Les établissements font régulièrement l’objet d’évaluations, notamment de la Haute autorité de santé (HAS) qui les « certifie »
tous les quatre ans, mais 12% ne sont pas certifiés ou « sous conditions »
, et le site Qualiscope, qui publie ces évaluations, reste méconnu des patients comme des professionnels, observe la Cour des comptes.
Les critères d’évaluation sont trop centrés sur les « processus hospitaliers »
et seulement 10% évaluent les résultats réels, déplore la Cour, qui suggère de développer de nouveaux indicateurs, comme la survenue d’une septicémie postopératoire, d’un traumatisme du vagin post-accouchement… Il faut intégrer aux critères le ressenti des patients sur ces résultats (les symptômes ont-ils disparu ?, la qualité de vie est-elle améliorée ?…), plaide-t-elle.
Des événements indésirables « largement sous-déclarés »
Autre point noir : les événements indésirables graves associés aux soins (EIGS, provoquant le décès ou des séquelles importantes), déclarés de manière anonyme par les soignants, restent « largement sous-déclarés »,
malgré une « obligation légale »
depuis 2004. Seulement 7.100 sont remontés aux Agences régionales de santé (ARS) en 2024, alors que le nombre annuel réel a été estimé dans une étude entre 160.000 et 375.000.
Ces EIGS devraient être intégrés dans la certification des établissements de santé, juge le rapport, appelant à instaurer une « sanction »
pour les établissements qui ne les déclarent pas.

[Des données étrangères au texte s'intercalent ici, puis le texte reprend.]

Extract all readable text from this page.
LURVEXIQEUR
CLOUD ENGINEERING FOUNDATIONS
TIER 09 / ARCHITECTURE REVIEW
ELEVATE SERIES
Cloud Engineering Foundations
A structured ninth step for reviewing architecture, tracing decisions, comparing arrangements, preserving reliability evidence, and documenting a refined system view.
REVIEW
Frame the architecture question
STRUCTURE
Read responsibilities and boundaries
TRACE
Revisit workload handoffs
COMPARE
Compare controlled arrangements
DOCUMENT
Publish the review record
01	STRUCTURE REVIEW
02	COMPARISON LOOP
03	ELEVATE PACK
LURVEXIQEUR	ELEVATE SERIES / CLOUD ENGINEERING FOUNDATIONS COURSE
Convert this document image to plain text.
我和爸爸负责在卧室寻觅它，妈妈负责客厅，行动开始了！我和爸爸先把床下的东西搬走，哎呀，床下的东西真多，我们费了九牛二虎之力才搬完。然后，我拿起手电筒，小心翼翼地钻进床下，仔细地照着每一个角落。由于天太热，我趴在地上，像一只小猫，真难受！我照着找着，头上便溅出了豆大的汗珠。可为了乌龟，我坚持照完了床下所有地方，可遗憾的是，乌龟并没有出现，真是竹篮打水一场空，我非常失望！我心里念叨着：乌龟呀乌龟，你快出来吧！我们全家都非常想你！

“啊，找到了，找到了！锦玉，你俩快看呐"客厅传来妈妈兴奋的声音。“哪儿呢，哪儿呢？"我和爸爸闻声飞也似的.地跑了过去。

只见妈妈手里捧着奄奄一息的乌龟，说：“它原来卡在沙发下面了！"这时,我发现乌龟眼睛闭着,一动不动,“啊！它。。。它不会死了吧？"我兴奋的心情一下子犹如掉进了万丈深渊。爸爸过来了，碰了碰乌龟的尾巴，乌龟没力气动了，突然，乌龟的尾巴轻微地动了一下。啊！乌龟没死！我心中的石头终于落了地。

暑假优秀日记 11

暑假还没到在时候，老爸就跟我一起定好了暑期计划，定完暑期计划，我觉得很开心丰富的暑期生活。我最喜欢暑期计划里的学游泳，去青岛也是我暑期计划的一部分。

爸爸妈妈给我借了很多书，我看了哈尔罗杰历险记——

Par ailleurs, les « seuils »
d’activité minimale pour pouvoir réaliser tel ou tel acte ne sont « pas toujours respectés »
, déplore la Cour, suggérant entre les lignes de regrouper ou fermer certains services.
Par exemple, note-t-elle, une vingtaine de maternités n’atteignent pas les 300 accouchements annuels nécessaires et 244 établissements réalisent moins de 20 chirurgies du cancer de l’ovaire.